Una vez escuché decir a Mark Zuckerberg, ese genio de las redes sociales que se convirtió en multimillonario a una edad temprana al desarrollar Facebook, que para un emprendedor “el mayor riesgo es no arriesgarse en nada”, y que “la única estrategia garantizada para el fracaso es no arriesgarse”.
A muchas personas no les gusta el riesgo. Unos, porque tuvieron una experiencia negativa al respecto; otros, porque así lo aprendieron en casa desde pequeños; unos más, porque traen ese miedo inscrito en su ADN. Y eso no es necesariamente malo. Incluso, el ser cautos es parte del instinto de supervivencia que nos permitió triunfar como especie.
Sin embargo, debemos tener claro que para poder crecer en lo profesional, como lo refiere Zuckerberg, es indispensable asumir riesgos. No hay éxito posible que no venga aparejado con un nivel de riesgo, variable según las circunstancias. Los triunfadores abandonan su zona de confort para asumir riesgos, mientras que los conformistas se quedan mirándolos pasar desde la comodidad de sus butacas.
Y correr riesgos implica que existe una probabilidad de fracaso, claro. Pero imaginemos por un momento qué hubiera pasado si Tomás Alva Edison, Alexander Graham Bell, los hermanos Wright o Henry Ford no hubiesen tomado riesgos. Sin duda, el mundo no sería tal cual lo conocemos ahora. Como dijo el mismo Edison, después de fracasar decenas de veces antes de poder perfeccionar la bombilla eléctrica que actualmente sigue iluminando nuestras noches: “no fueron mil intentos fallidos, sino un invento de mil pasos”.

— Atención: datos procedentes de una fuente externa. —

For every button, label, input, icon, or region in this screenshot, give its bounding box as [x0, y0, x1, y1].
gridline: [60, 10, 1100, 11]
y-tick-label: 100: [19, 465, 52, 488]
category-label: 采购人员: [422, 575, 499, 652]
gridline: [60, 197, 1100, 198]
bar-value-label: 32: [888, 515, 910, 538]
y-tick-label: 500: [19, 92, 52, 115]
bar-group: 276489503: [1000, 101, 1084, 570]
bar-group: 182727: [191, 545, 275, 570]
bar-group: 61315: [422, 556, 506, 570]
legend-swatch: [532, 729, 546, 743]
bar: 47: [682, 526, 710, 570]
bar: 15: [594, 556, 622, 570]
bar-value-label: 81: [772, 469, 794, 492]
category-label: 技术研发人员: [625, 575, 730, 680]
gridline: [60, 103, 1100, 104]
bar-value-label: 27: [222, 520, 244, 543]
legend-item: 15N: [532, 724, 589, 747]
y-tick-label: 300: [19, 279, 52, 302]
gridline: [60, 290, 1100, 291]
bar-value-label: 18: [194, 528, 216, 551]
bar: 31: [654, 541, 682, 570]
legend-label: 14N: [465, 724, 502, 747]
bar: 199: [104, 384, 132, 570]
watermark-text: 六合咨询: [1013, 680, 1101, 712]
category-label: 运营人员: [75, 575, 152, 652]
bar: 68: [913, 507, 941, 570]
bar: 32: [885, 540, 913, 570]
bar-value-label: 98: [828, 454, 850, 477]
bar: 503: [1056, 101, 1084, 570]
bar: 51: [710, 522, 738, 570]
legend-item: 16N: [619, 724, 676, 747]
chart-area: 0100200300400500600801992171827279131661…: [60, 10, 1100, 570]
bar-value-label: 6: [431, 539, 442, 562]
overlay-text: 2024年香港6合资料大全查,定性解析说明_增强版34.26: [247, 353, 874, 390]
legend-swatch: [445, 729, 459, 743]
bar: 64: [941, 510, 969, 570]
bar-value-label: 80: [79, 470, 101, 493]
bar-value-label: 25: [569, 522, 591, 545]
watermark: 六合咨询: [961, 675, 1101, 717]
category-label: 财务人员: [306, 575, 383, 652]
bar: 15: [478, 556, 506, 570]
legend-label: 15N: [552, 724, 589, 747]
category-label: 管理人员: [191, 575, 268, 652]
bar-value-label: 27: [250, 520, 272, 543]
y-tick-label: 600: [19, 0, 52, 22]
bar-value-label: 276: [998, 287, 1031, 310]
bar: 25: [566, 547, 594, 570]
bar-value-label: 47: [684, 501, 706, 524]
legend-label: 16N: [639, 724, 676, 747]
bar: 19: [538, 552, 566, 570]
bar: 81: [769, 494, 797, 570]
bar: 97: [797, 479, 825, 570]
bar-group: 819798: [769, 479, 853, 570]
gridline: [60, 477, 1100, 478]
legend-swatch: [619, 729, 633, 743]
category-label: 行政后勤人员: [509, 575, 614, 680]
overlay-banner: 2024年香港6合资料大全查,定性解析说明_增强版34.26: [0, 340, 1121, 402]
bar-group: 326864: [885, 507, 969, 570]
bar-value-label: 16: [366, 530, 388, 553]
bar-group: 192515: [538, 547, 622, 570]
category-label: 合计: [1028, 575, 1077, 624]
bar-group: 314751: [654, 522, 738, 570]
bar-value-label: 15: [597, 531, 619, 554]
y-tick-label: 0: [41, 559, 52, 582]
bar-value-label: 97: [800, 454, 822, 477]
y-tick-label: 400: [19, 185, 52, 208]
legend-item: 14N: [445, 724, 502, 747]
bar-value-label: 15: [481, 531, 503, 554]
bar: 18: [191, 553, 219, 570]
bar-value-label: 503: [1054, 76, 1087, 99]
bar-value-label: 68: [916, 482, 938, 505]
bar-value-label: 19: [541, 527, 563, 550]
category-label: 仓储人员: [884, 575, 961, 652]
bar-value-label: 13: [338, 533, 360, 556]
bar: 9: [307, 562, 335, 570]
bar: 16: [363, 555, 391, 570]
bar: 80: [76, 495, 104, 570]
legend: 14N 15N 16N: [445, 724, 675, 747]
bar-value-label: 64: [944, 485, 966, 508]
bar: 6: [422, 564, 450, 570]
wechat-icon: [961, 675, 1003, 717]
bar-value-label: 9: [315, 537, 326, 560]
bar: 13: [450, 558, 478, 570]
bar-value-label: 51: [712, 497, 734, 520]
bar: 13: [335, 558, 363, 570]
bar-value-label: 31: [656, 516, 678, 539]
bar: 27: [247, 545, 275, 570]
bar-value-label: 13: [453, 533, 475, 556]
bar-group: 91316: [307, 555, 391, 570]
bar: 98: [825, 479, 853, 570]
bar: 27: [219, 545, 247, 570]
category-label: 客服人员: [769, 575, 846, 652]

La capacidad de exposición voluntaria hacia algunos tipos de peligro es característica básica de los líderes y personas exitosas. Y no se trata de arriesgarse a cualquier tipo de amenaza ni vivir la aventura por vivirla, sino seleccionar los riesgos que generen rentabilidad en el futuro.
Asumir riesgos calculados es parte de la madurez de una persona. Es un acto sublime de responsabilidad, de independencia. En algunas ocasiones implica dejar el nido acogedor y volar por cuenta propia; en otras, significa cargar con las consecuencias de nuestros actos y no depender del éxito de otros.
Los fracasos son grandes maestros. Al tomar riesgos aún perdiendo se gana algo invaluable: la experiencia. Como dicen por ahí, “lo que no mata, fortalece”. El crecimiento personal consiste en una serie de aprendizajes concatenados; algunos, fruto de victorias; otros, de fracasos. Pero en el agregado, la ruta del éxito no depende tanto del resultado de las decisiones, sino del hecho de haber tomado esas decisiones, de haber asumido los riesgos.
Si lo pensamos bien, vivimos en un riesgo permanente: en la regadera, bajando las escaleras, manejando nuestro coche. Llorar es arriesgarse a parecer sentimental, reír a considerarse tonto. Quien no arriesga se convierte en esclavo de su propia seguridad. Aprendamos a vivir con riesgos y a entender que el mayor riesgo en la vida es no arriesgar nunca nada.